Oregon Enacts “Right to Try” Law Letting Dying Patients Try Experimental Treatments
Originally written by Benn Swann for Before It’s News
Oregon Democratic Governor Kate Brown signed the Oregon Right To Try Act into law last week, thus allowing doctors to prescribe experimental medications and treatments to terminally ill patients. Under the new law, dying patients no longer have to lobby for an exemption from the Food and Drug Administration in order to try medications that are still being tested and have not yet obtained FDA approval.
“People fighting for their lives shouldn’t have to fight the government too. Any person who wants to access a promising investigational treatment when they have exhausted standard treatment protocols should have the right to do that,” said Goldwater Institute president Darcy Olsen in comments to KTVZ-TV.
The Goldwater Institute has been pushing for the enactment of “right to try” laws in states across the U.S. with great success. “To say that Right To Try is sweeping the country may be an understatement. In little more than one year the law has been adopted by 24 states,” said Olsen.

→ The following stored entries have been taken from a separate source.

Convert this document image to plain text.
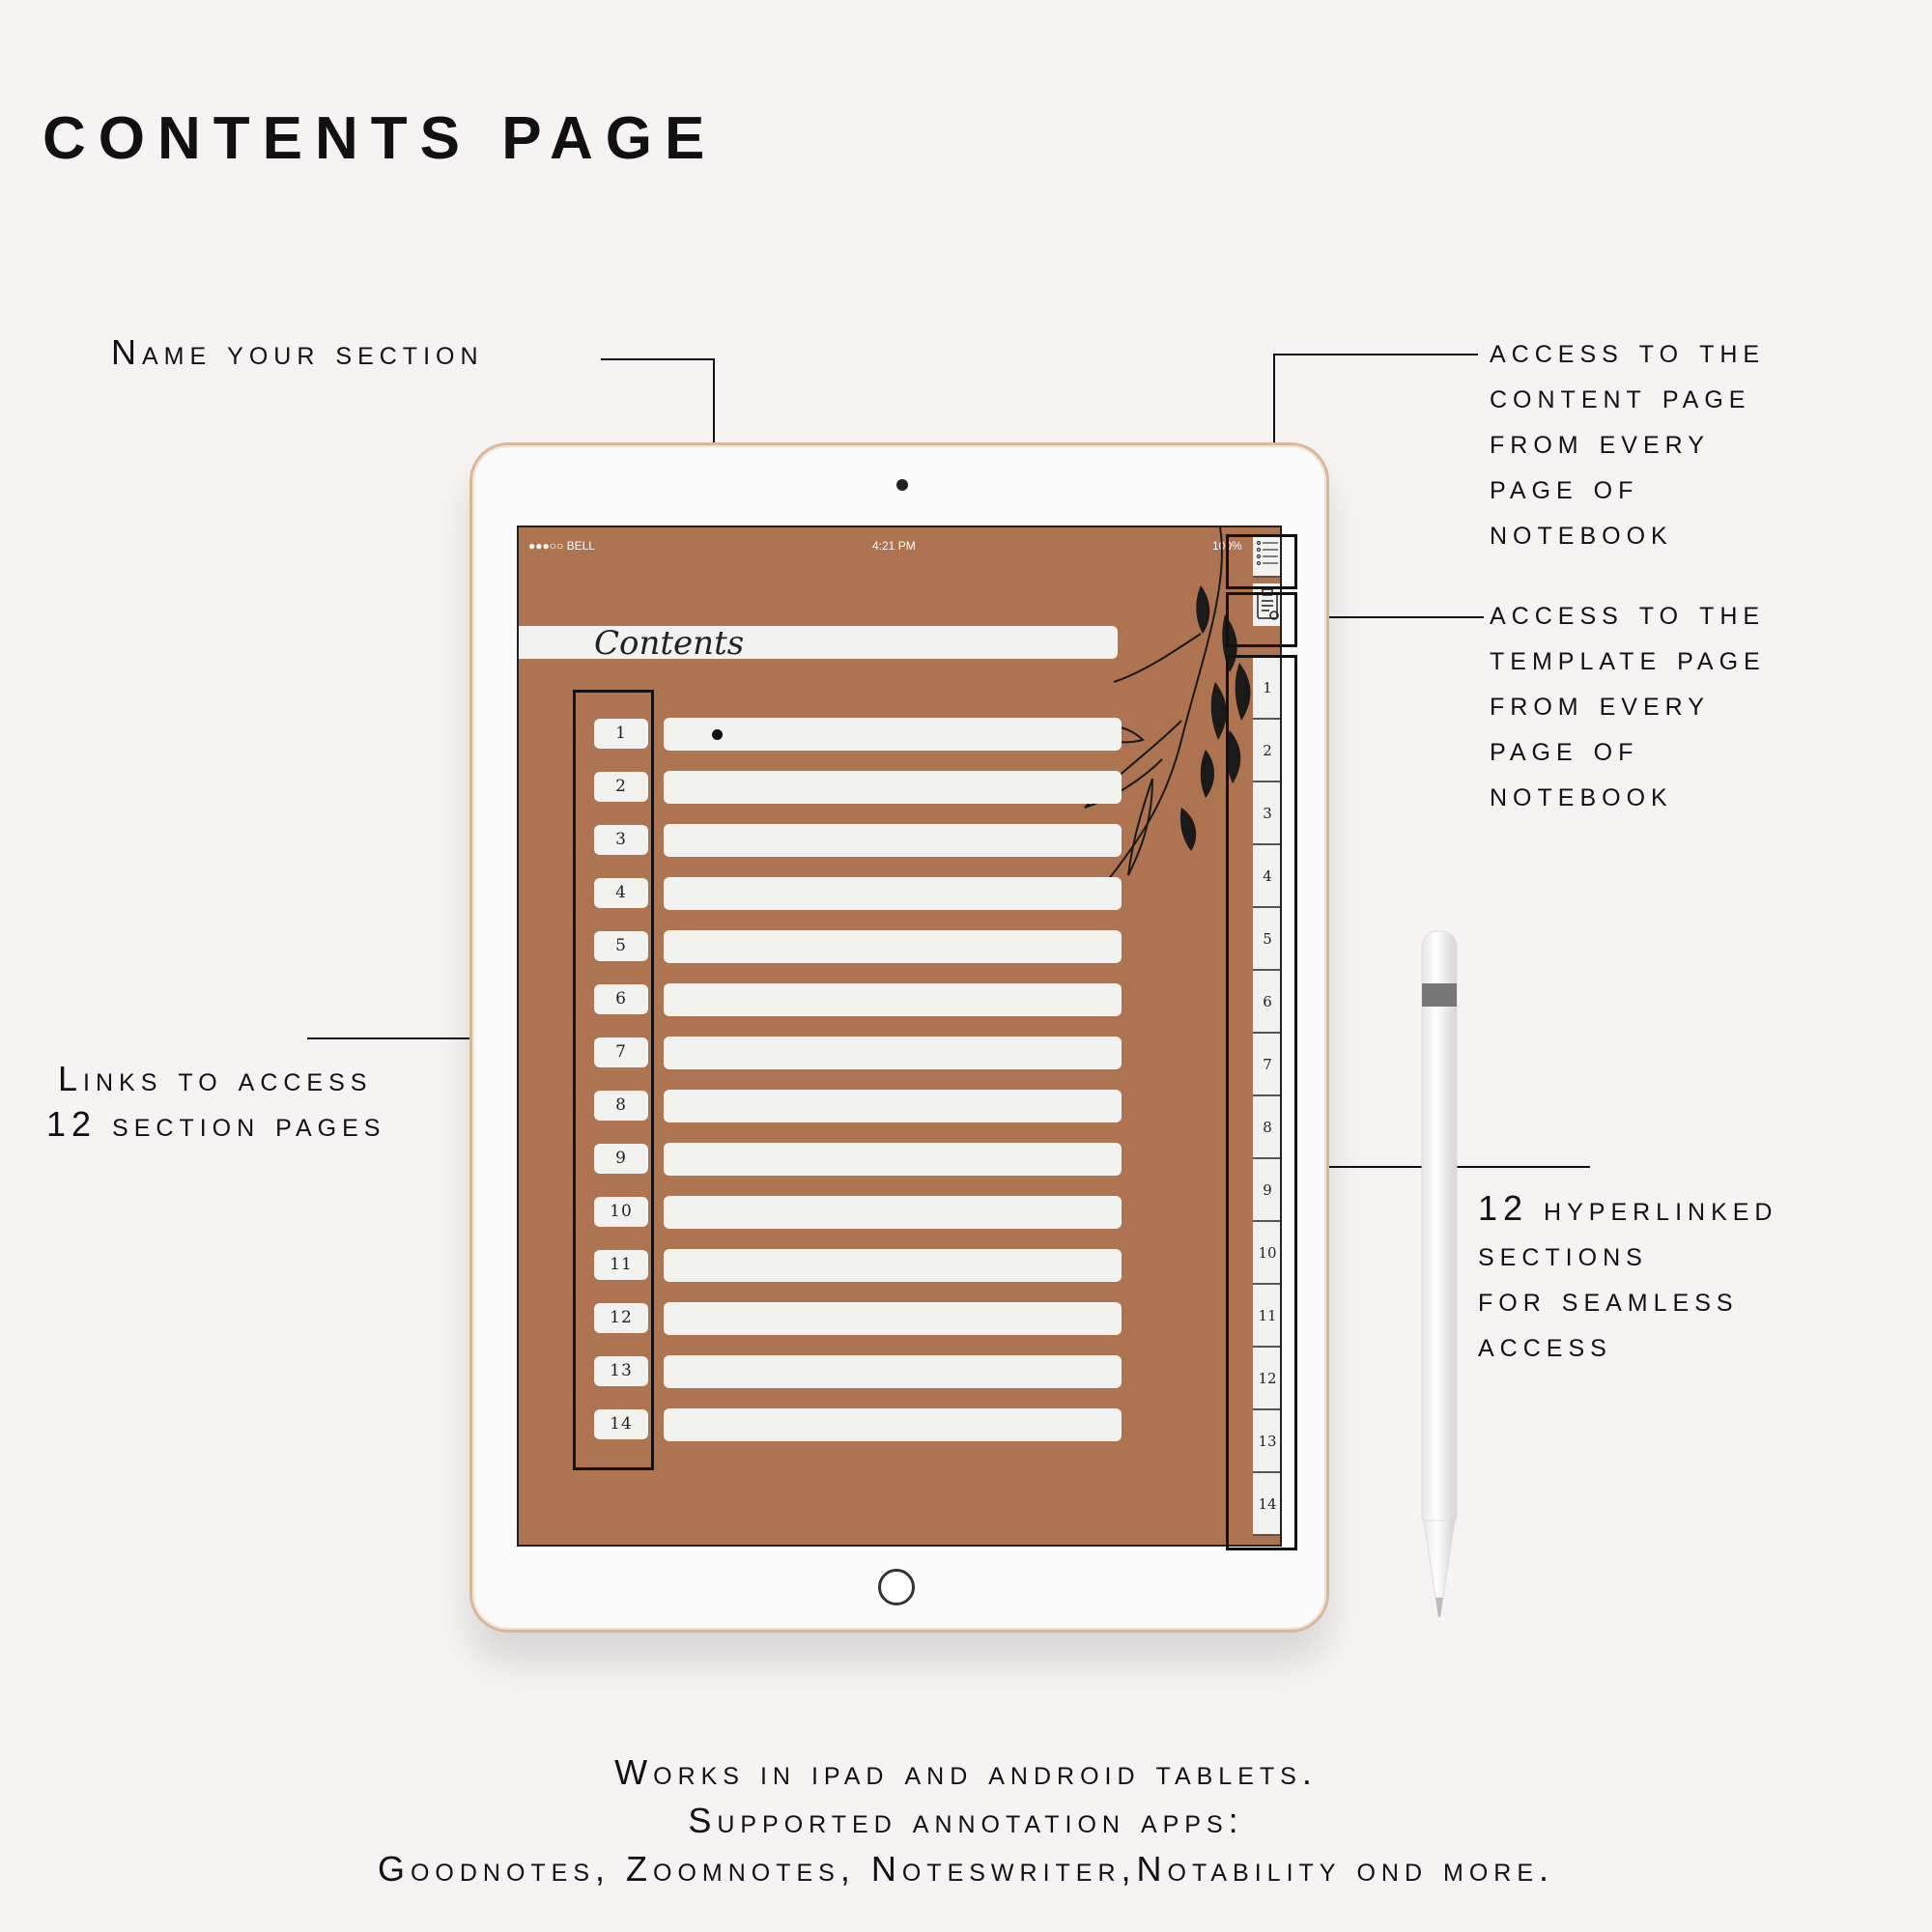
CONTENTS PAGE
Name your section
Links to access
12 section pages
access to the
content page
from every
page of
notebook
access to the
template page
from every
page of
notebook
12 hyperlinked
sections
for seamless
access
●●●○○ BELL	4:21 PM	100%
Contents
1
2
3
4
5
6
7
8
9
10
11
12
13
14
1
2
3
4
5
6
7
8
9
10
11
12
13
14
Works in ipad and android tablets.
Supported annotation apps:
Goodnotes, Zoomnotes, Noteswriter,Notability ond more.
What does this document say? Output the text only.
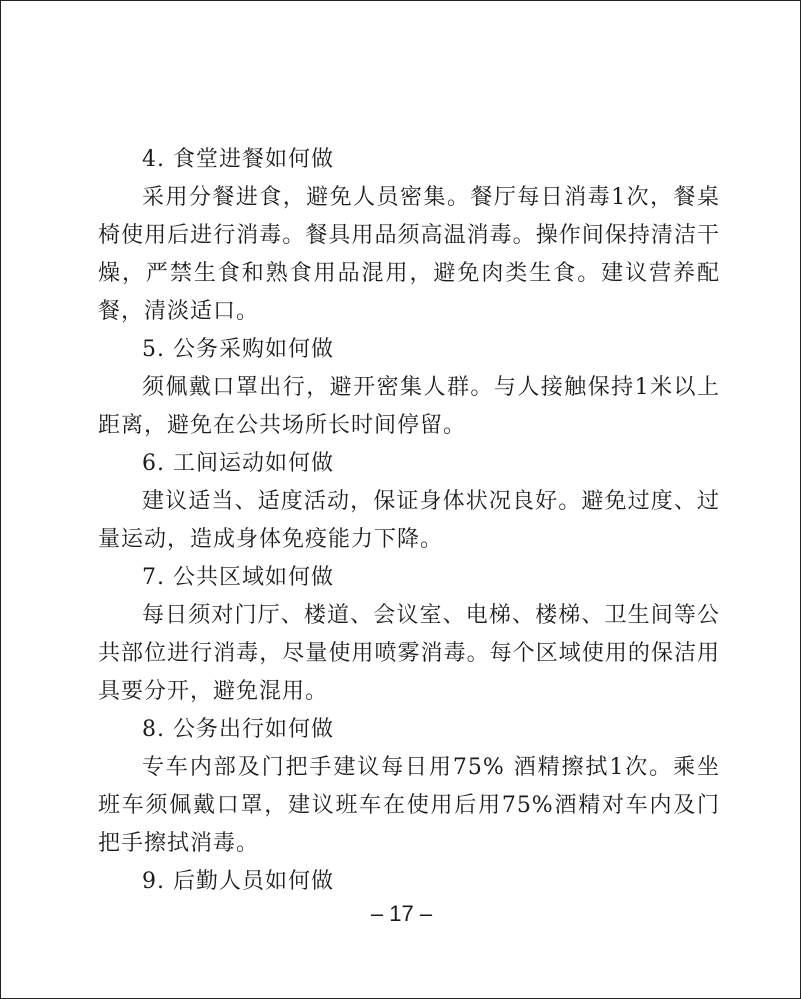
4. 食堂进餐如何做

采用分餐进食，避免人员密集。餐厅每日消毒1次，餐桌椅使用后进行消毒。餐具用品须高温消毒。操作间保持清洁干燥，严禁生食和熟食用品混用，避免肉类生食。建议营养配餐，清淡适口。

5. 公务采购如何做

须佩戴口罩出行，避开密集人群。与人接触保持1米以上距离，避免在公共场所长时间停留。

6. 工间运动如何做

建议适当、适度活动，保证身体状况良好。避免过度、过量运动，造成身体免疫能力下降。

7. 公共区域如何做

每日须对门厅、楼道、会议室、电梯、楼梯、卫生间等公共部位进行消毒，尽量使用喷雾消毒。每个区域使用的保洁用具要分开，避免混用。

8. 公务出行如何做

专车内部及门把手建议每日用75% 酒精擦拭1次。乘坐班车须佩戴口罩，建议班车在使用后用75%酒精对车内及门把手擦拭消毒。

9. 后勤人员如何做

– 17 –
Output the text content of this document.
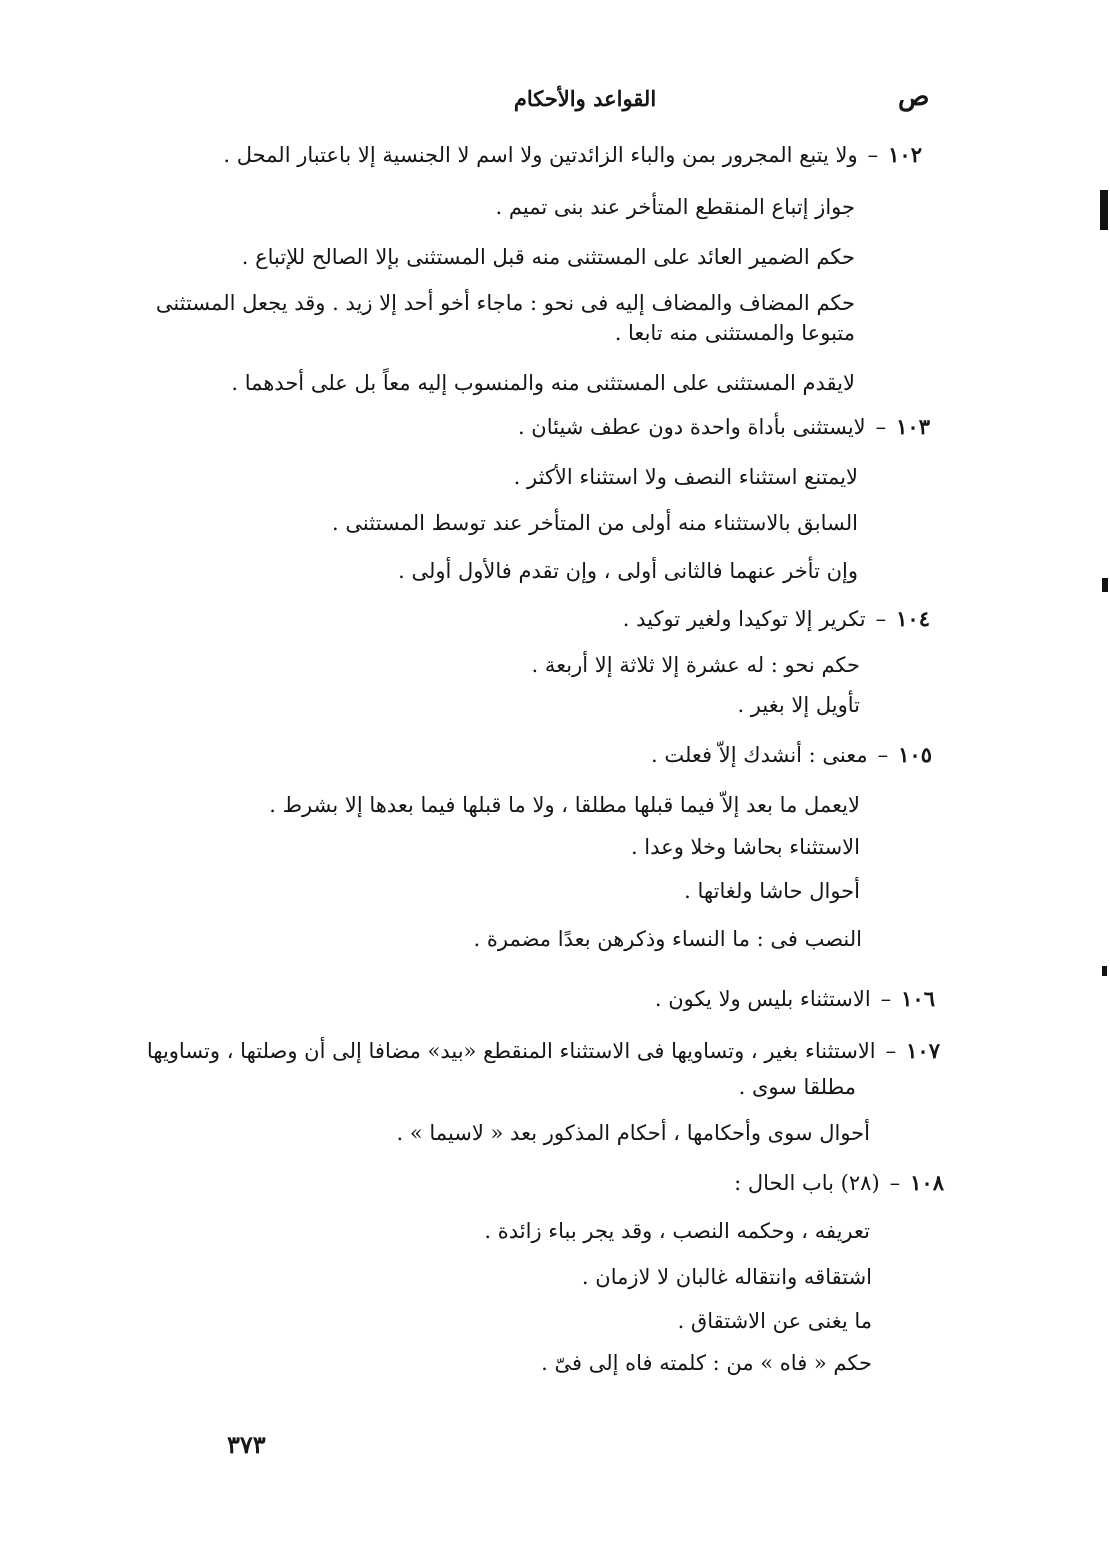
القواعد والأحكام	ص
١٠٢–ولا يتبع المجرور بمن والباء الزائدتين ولا اسم لا الجنسية إلا باعتبار المحل .
جواز إتباع المنقطع المتأخر عند بنى تميم .
حكم الضمير العائد على المستثنى منه قبل المستثنى بإلا الصالح للإتباع .
حكم المضاف والمضاف إليه فى نحو : ماجاء أخو أحد إلا زيد . وقد يجعل المستثنى
متبوعا والمستثنى منه تابعا .
لايقدم المستثنى على المستثنى منه والمنسوب إليه معاً بل على أحدهما .
١٠٣–لايستثنى بأداة واحدة دون عطف شيئان .
لايمتنع استثناء النصف ولا استثناء الأكثر .
السابق بالاستثناء منه أولى من المتأخر عند توسط المستثنى .
وإن تأخر عنهما فالثانى أولى ، وإن تقدم فالأول أولى .
١٠٤–تكرير إلا توكيدا ولغير توكيد .
حكم نحو : له عشرة إلا ثلاثة إلا أربعة .
تأويل إلا بغير .
١٠٥–معنى : أنشدك إلاّ فعلت .
لايعمل ما بعد إلاّ فيما قبلها مطلقا ، ولا ما قبلها فيما بعدها إلا بشرط .
الاستثناء بحاشا وخلا وعدا .
أحوال حاشا ولغاتها .
النصب فى : ما النساء وذكرهن بعدًا مضمرة .
١٠٦–الاستثناء بليس ولا يكون .
١٠٧–الاستثناء بغير ، وتساويها فى الاستثناء المنقطع «بيد» مضافا إلى أن وصلتها ، وتساويها
مطلقا سوى .
أحوال سوى وأحكامها ، أحكام المذكور بعد « لاسيما » .
١٠٨–(٢٨) باب الحال :
تعريفه ، وحكمه النصب ، وقد يجر بباء زائدة .
اشتقاقه وانتقاله غالبان لا لازمان .
ما يغنى عن الاشتقاق .
حكم « فاه » من : كلمته فاه إلى فىّ .
٣٧٣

The Chicago Tribune notes that Illinois Republican Governor Bruce Rauner just signed similar legislation into law on August 5.
Oregon joins Alabama, Arizona, Arkansas, Colorado, Florida, Illinois, Indiana, Louisiana, Michigan, Minnesota, Mississippi, Missouri, Montana, Nevada, North Carolina, North Dakota, Oklahoma, South Dakota, Tennessee, Texas, Utah, Virginia, and Wyoming in enacting a law allowing terminally ill patients to try experimental treatments.
According to PBS, Colorado became the first U.S. state to enact such a law in May of 2014.
Tenth Amendment Center national communications director Mike Maharrey praised the sudden rise of “right to try” legislation and criticized FDA policies that complicate terminally ill patients’ ability to try experimental drugs. “FDA regulations that would let somebody die rather than try have got to be some of the most inhumane policies the federal government has ever conceived. Every state should nullify these FDA rules,” said Maharrey.
Twelve additional U.S. states are considering “right to try” bills this year.